Major advances in software security will ensure that critical systems, especially interfaces connecting the vehicle to the outside world, have strong fundamental security. Systems crucial for safety will be separate from car and infotainment systems, and from the networks that facilitate secure communication between control units. There can be over 150 networks in an autonomous vehicle.

In addition to a careful, thoughtful initial setup, any arising vulnerabilities can be patched seamlessly with ‘over-the-air’ software updates in real-time.

When will we see autonomous cars on the road?

Autonomous vehicles with Level 2 and 3 automation are already being used in mining in Australia. With what’s referred to as ‘conditional’ or ‘partial’ automation, these trucks are monitored by human drivers.

We’ll likely see shared ownership of autonomous vehicles and self-driving public communal transport vehicles as a ‘pay-to-use’ shuttle first (Routemaster bus).

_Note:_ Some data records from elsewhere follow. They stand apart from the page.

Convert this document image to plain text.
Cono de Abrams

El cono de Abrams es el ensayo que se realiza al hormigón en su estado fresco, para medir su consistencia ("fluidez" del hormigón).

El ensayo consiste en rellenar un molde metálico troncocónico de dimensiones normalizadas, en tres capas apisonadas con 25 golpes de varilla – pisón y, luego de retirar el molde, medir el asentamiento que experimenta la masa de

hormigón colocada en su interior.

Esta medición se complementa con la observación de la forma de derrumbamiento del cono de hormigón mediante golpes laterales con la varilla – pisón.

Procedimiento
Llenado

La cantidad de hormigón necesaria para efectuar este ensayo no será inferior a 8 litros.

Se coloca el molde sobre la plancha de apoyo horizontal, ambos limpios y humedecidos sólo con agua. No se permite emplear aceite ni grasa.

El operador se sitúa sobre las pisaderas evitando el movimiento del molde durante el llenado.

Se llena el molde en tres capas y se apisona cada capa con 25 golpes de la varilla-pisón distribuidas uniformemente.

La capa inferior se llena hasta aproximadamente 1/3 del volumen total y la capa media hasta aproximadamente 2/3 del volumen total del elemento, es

Right now the costs of hardware such as sensors mean the initial costs are still too high.

The predicted benefits of autonomous vehicles being a 90% reduction in accidents, 40% less congestion, up to 80% fewer emissions, and 50% parking space saved are so substantial that development and adoption of autonomous technology will continue.

In Australia, we’ll need to see changes to the Australian Road Rules, which assumes a driver is human rather than a ‘system’ before self-driving cars are used outside of approved tests.

Who are the manufacturers to watch?

There are at least 33 tech and auto corporations internationally involved in the development of AI for autonomous vehicles.

It's predicted that Nissan will be first to market in around 2020 with a semi-autonomous Nissan Leaf.

Other key players are Audi, with the A6 Avant; Mercedes Benz with the S500, and BMW X5, all emerging in 2013/14.

BMW also released a concept car in June 2016 called the Mini Vision Next 100 which changes colour based on user preferences.

BMW's vision is an expansion of the sharing economy, where any car of the fleet is shared by many people. Driving autonomously to the pickup location, the car updates its settings to match your personal preferences.

Others include Ford Smart Mobility, Google, Tesla, Apple, Honda, Intel, Uber and Volkswagen, a Chinese bus manufacturer Yutong ... there's plenty of competition to bring an autonomous vehicle to market.